The passportisation of Georgia’s breakaway region of South Ossetia started last year. The Georgian Foreign Ministry described this as a continuation of the “annexation” of the Georgian territories. “Passportisation was one of the components from which the aggression against our country began,” the Ministry stated. “We saw a massive, illegal passportisation of our citizens. This process continues on the occupied territories, where the access of international monitoring missions is restricted,” the statement continues. The Georgian Foreign Ministry evaluated the move of the de facto officials as a “violation” of international norms and “Russia’s ignorance of international legislation principles.”

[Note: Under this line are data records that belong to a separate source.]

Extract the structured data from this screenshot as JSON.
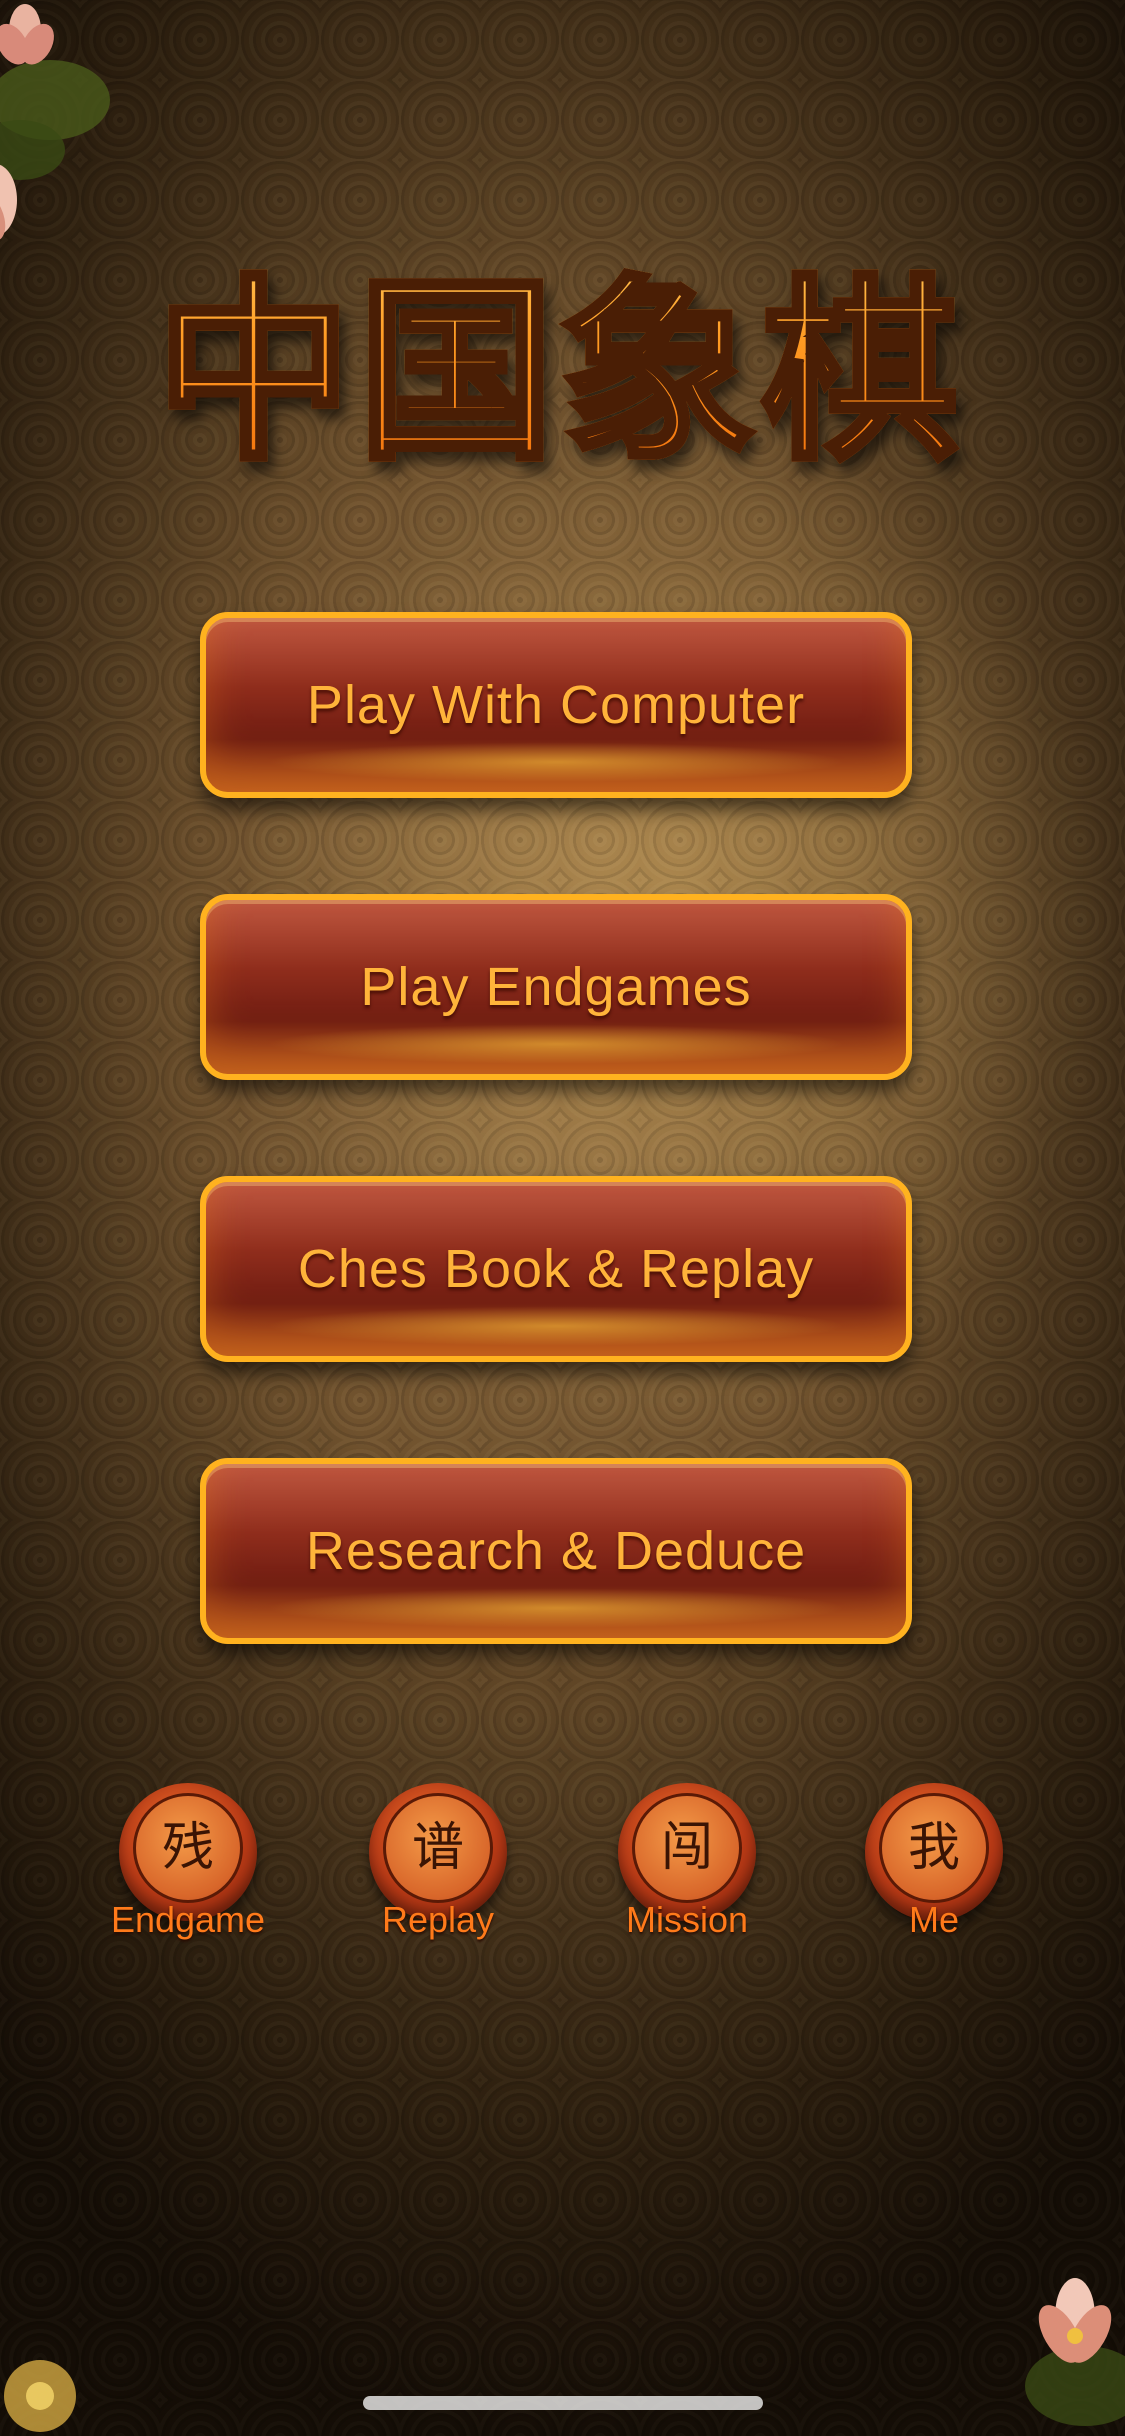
{
  "title": {
    "text": "中国象棋"
  },
  "menu": {
    "buttons": [
      {
        "label": "Play With Computer"
      },
      {
        "label": "Play Endgames"
      },
      {
        "label": "Ches Book & Replay"
      },
      {
        "label": "Research & Deduce"
      }
    ]
  },
  "bottom_nav": {
    "items": [
      {
        "glyph": "残",
        "label": "Endgame"
      },
      {
        "glyph": "谱",
        "label": "Replay"
      },
      {
        "glyph": "闯",
        "label": "Mission"
      },
      {
        "glyph": "我",
        "label": "Me"
      }
    ]
  },
  "colors": {
    "accent": "#ff9a22",
    "button_border": "#ffb21f",
    "button_fill": "#8a2a1a",
    "label_text": "#ffb43a"
  }
}
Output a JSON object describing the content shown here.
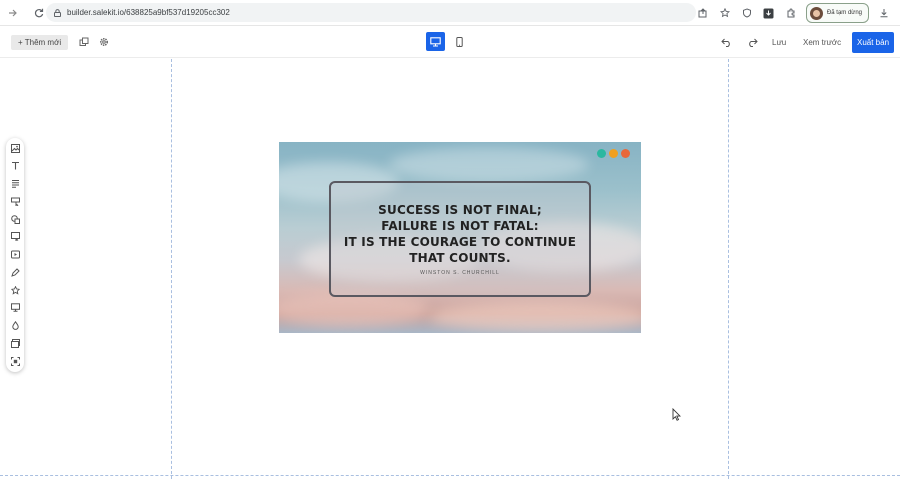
{
  "browser": {
    "url": "builder.salekit.io/638825a9bf537d19205cc302",
    "profile_label": "Đã tạm dừng"
  },
  "toolbar": {
    "add_new_label": "+ Thêm mới",
    "save_label": "Lưu",
    "preview_label": "Xem trước",
    "publish_label": "Xuất bản"
  },
  "banner": {
    "quote_lines": [
      "SUCCESS IS NOT FINAL;",
      "FAILURE IS NOT FATAL:",
      "IT IS THE COURAGE TO CONTINUE",
      "THAT COUNTS."
    ],
    "author": "WINSTON S. CHURCHILL",
    "dot_colors": [
      "#2bb8a0",
      "#f0a020",
      "#e8683a"
    ]
  },
  "colors": {
    "accent": "#1a64e8"
  },
  "palette_icons": [
    "image-icon",
    "text-icon",
    "paragraph-icon",
    "form-icon",
    "shape-icon",
    "popup-icon",
    "video-icon",
    "pen-icon",
    "star-icon",
    "monitor-icon",
    "drop-icon",
    "gallery-icon",
    "frame-icon"
  ]
}
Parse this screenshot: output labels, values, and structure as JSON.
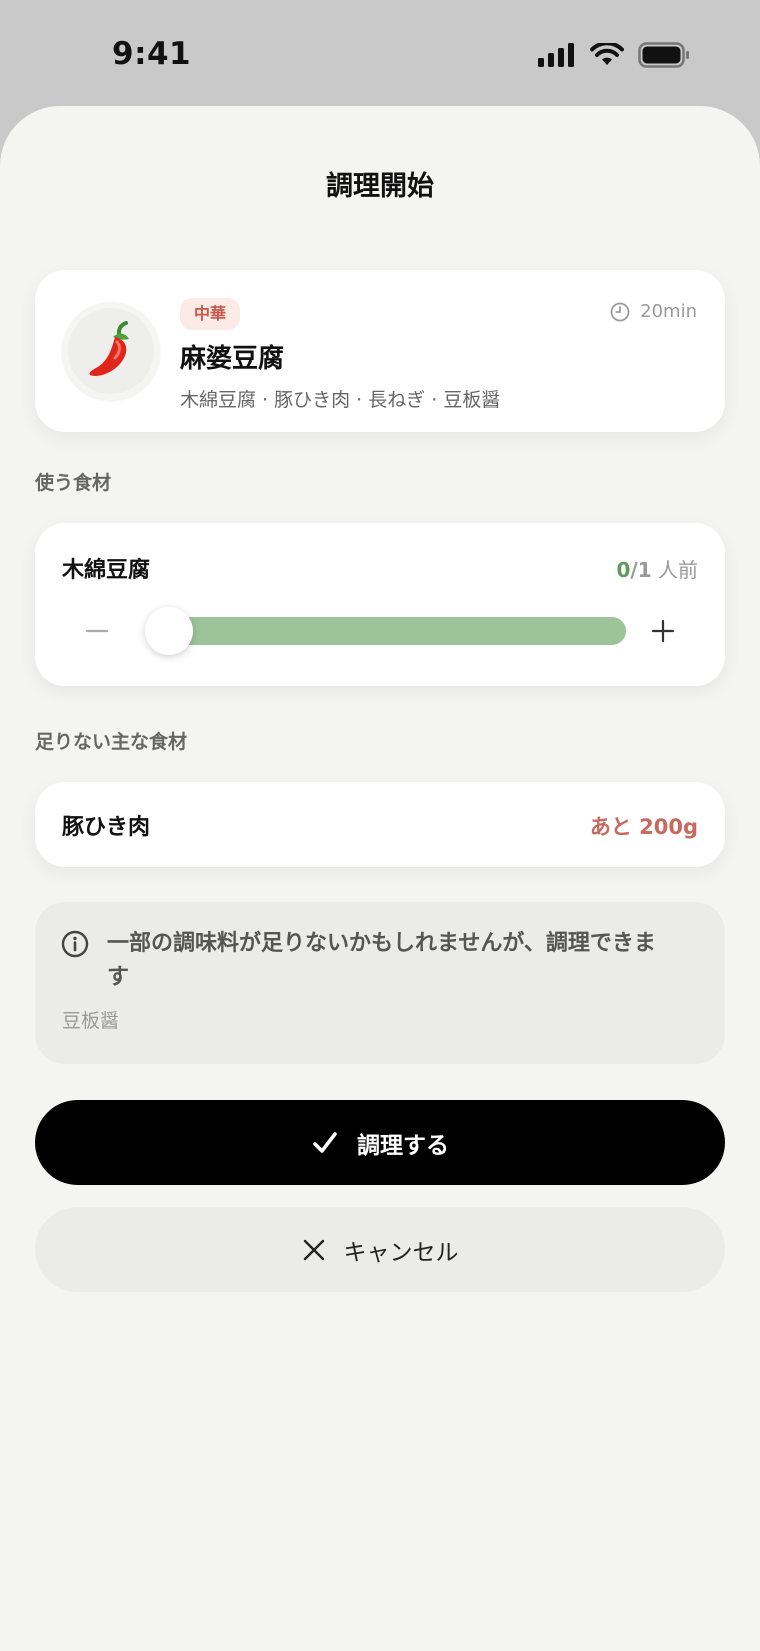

Georgian analysts suggest that through passportisation the de facto authorities are trying to legitimise their “pseudo-independence” and “cleanse” the de facto republic of “unwanted persons”. “We should expect that the Kokoity regime will cleanse the Tskhinvali region of the Georgians who remain there,” analyst Mamuka Areshidze said. He suggested that it is important that the ethnic Georgian population stays in both South Ossetia and Abkhazia. He warned that if ethnic Georgians, and ethnic Abkhazians and Ossetians in severe economic conditions, abandon Georgia’s breakaway regions people of other ethnic origins could settle there. Areshidze called on the people living in the de facto republics to take new passports in order to avoid being forced to leave.
Meanwhile de facto South Ossetia and the Republic of Nicaragua have established diplomatic ties, news agency Res reported. The head of the Nicaraguan delegation, Foreign Minister Samuel Santos Lopez, assessed the visit as “important”. “Our Government and President made decision to recognise South Ossetia as independent in August 2008,” Lopez said, adding that despite protests from Georgia the Nicaraguan delegation had decided to visit Tskhinvali anyway. “On our way we were hearing news from Georgia saying that the officials there were protesting about our visit, but despite this threat we still came here,” the Nicaraguan Minister noted.
The Georgian side assessed the visit of the Nicaraguan delegation to Georgia’s breakaway region as an “unfriendly move”. Georgian MPs suggested that the officials of Nicaragua and the de facto Tskhinvali authorities should “keep the document on establishing diplomatic ties in the archive.” MP from the ruling National Movement Party Akaki Minashvili said that the document is “merely a piece of paper.” “99 percent of the states in the world recognise Georgia’s territorial integrity,” the MP stated.